Kereta hitam mulai melaju.
Punggung engkaukah yang kulihat duduk
di gerbong belakang itu
Sembari melepas isyarat pertemuan tiba
di ambang usia

Mungkin, waktu terlalu sombong berpacu
dengan gelombang air mataku
Mungkin, seperti laju berisik kereta
yang menghantam ulu hatiku

Kereta hitam,
lajunya kenanganku.

Padang, 2011




Sawahlunto Suatu Ketika

Sawahlunto suatu ketika,
langit cinta merah muda.
Kita berjarak, aku tak suka
Wajahmu timbul tenggelam mencuci mata.

Hati tergetar, jantung mendebar.
Mak Itam lewat menyinggahkan suara
salung dan serunai yang biasa
kita dengarkan bersama.

Aku lunglai.
Di padang luas tubuh terkulai,
meresapi rindu yang bersemarak
melaju deras memompa
ingatanku…

Oh kekasih,
tersebab apa gerangan
rinduku terlalu melukai?
Oh…

Sawahlunto suatu ketika,
menunggu pertemuan maya.

Sawahlunto 2011



Tentang Riza Jhulia Santhika
Lahir di Sawahlunto, 21 Juli 1992. Sedang studi  di Jurusan Sastra Indonesia Universitas Andalas Padang. Bergiat di Teater Nan Tumpah Padang.
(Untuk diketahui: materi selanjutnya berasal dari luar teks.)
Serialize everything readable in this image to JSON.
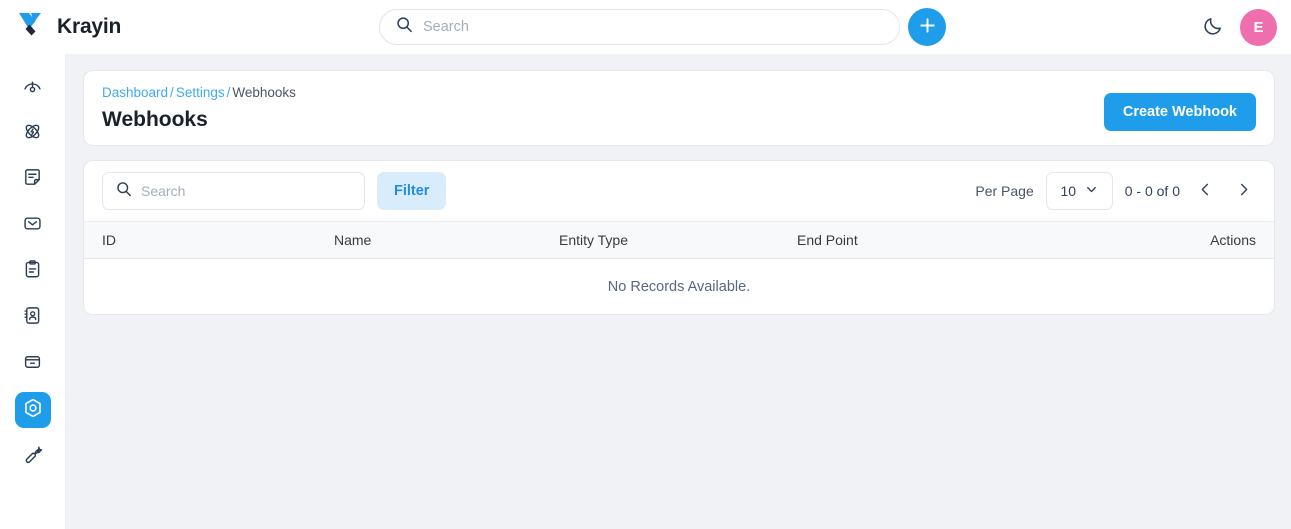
{
  "brand": {
    "name": "Krayin",
    "logo_icon": "krayin-diamond-logo"
  },
  "header": {
    "search": {
      "placeholder": "Search",
      "value": "",
      "icon": "search-icon"
    },
    "add_button_icon": "plus-icon",
    "theme_toggle_icon": "moon-icon",
    "avatar_initial": "E"
  },
  "sidebar": {
    "items": [
      {
        "name": "dashboard",
        "icon": "gauge-icon",
        "active": false
      },
      {
        "name": "leads",
        "icon": "atom-icon",
        "active": false
      },
      {
        "name": "quotes",
        "icon": "note-icon",
        "active": false
      },
      {
        "name": "mail",
        "icon": "envelope-icon",
        "active": false
      },
      {
        "name": "activities",
        "icon": "clipboard-icon",
        "active": false
      },
      {
        "name": "contacts",
        "icon": "contact-book-icon",
        "active": false
      },
      {
        "name": "products",
        "icon": "box-icon",
        "active": false
      },
      {
        "name": "settings",
        "icon": "hexagon-gear-icon",
        "active": true
      },
      {
        "name": "configuration",
        "icon": "wrench-icon",
        "active": false
      }
    ]
  },
  "page": {
    "breadcrumb": [
      {
        "label": "Dashboard",
        "link": true
      },
      {
        "label": "Settings",
        "link": true
      },
      {
        "label": "Webhooks",
        "link": false
      }
    ],
    "breadcrumb_separator": "/",
    "title": "Webhooks",
    "create_button": "Create Webhook"
  },
  "toolbar": {
    "search": {
      "placeholder": "Search",
      "value": "",
      "icon": "search-icon"
    },
    "filter_label": "Filter",
    "per_page_label": "Per Page",
    "per_page_value": "10",
    "per_page_chevron_icon": "chevron-down-icon",
    "record_count": "0 - 0 of 0",
    "prev_icon": "chevron-left-icon",
    "next_icon": "chevron-right-icon"
  },
  "table": {
    "columns": [
      "ID",
      "Name",
      "Entity Type",
      "End Point",
      "Actions"
    ],
    "rows": [],
    "empty_message": "No Records Available."
  },
  "colors": {
    "accent": "#1f9cea",
    "link": "#3fa9f5",
    "filter_bg": "#d9ecfb",
    "avatar_bg": "#ef6fae",
    "content_bg": "#f1f2f5",
    "icon_stroke": "#2c3e56"
  }
}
Beberapa puisinya dimuat di media lokal.

Tidak ada komentar:

Posting Komentar

Kristenisasi di Ranah Minang

Foto: Kompasiana Pemeluk   Kristen sudah masuk ke Minang-kabau sejak Plakat Panjang ditandatangani tahun 1833 silam. Beratus tahun berlalu, ...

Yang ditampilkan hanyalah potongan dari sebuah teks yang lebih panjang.